New Delhi, December 7: Kargil’s ghost seemed to be preparing itself for a quiet burial at the Iftar rituals at the Pakistan High Commission this evening. Tucking into chicken and korma under a great white shamiana, Pakistani diplomats and Hurriyat leaders said they could abandon “tripartite” talks as long as New Delhi accepted that the Kashmiri group had “some role” to play in negotiations between India and Pakistan.
Representatives from the Ministry of External Affairs and the Delhi government pointedly showed up at the dinner, as if to signal that India would not boycott the fasting-feasting rituals of a country with whom it was preparing to talk about talks.
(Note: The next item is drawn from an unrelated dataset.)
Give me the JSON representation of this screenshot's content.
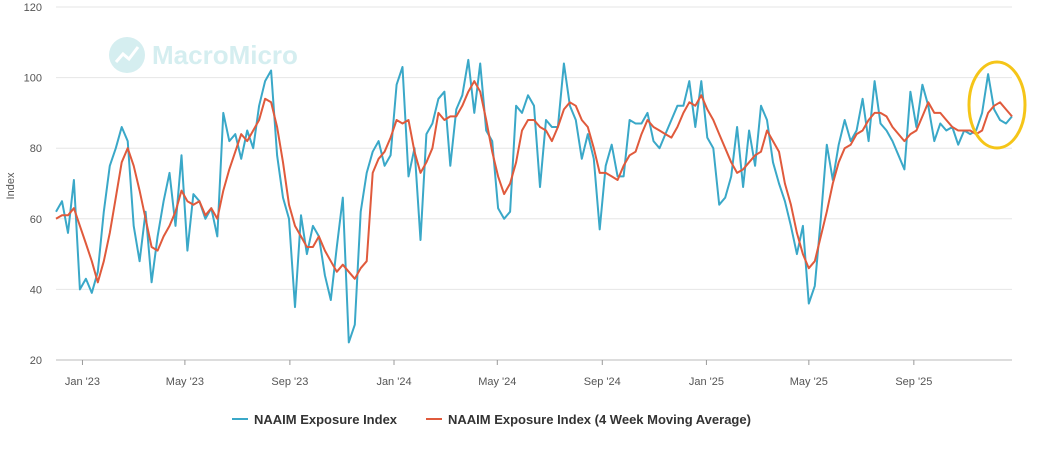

No political leader from the NDA coalition, though, turned up.
At the high table headed by Pakistani High Commissioner Ashraf Jehangir Qazi sat Hurriyat leaders. K. Natwar Singh of the Congress foreign affairs cell sat next to Mirwaiz Umar Farooq, who had earlier pointed out that the Hurriyat was not insisting that India “simultaenously negotiate with it and Pakistan.”
There could be separate negotiations, the Mirwaiz added, between the Centre, Pakistan and the Kashmiris — of which the Hurriyat was the “legitimate voice”.
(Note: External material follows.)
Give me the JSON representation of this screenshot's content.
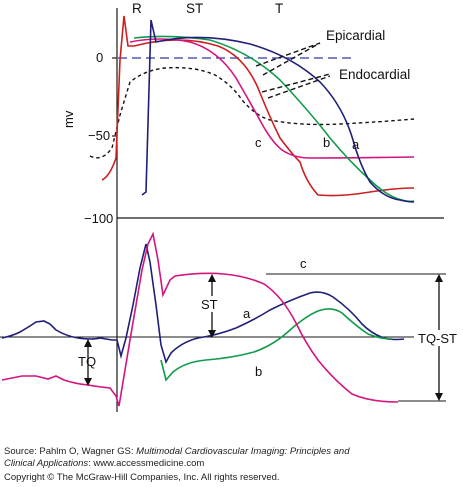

Pakistani diplomats echoed these sentiments. They pointed out that Islamabad was keen to return to talks as soon as possible with India and had not insisted that “tripartite” negotiations meant that all three sides sit together at the same able at the same time.
The willingness to abandon the procedure of “tripartite” talks certainly seems to indicate that Pakistan would like to draw India into some sort of negotiating procedure before the Ramazan ceasefire ends. It seems that Islamabad would allow itself to agree to any “talk modalities” set by India, as long as Pakistan could be seen to have not publicly abandoned the Kashmiri militants here.
That may explain the insistence on the part of both Hurriyat and Pakistani diplomats over the centrality of place that needed to be accorded to the Hurriyat in subsequent dialogue with India.
With some leaders in the Hurriyat leaning towards Pakistan, the Kashmiri group certainly does not want to be subsumed in across the board conversations to be called by India, “with all groups, including militants” in the Valley.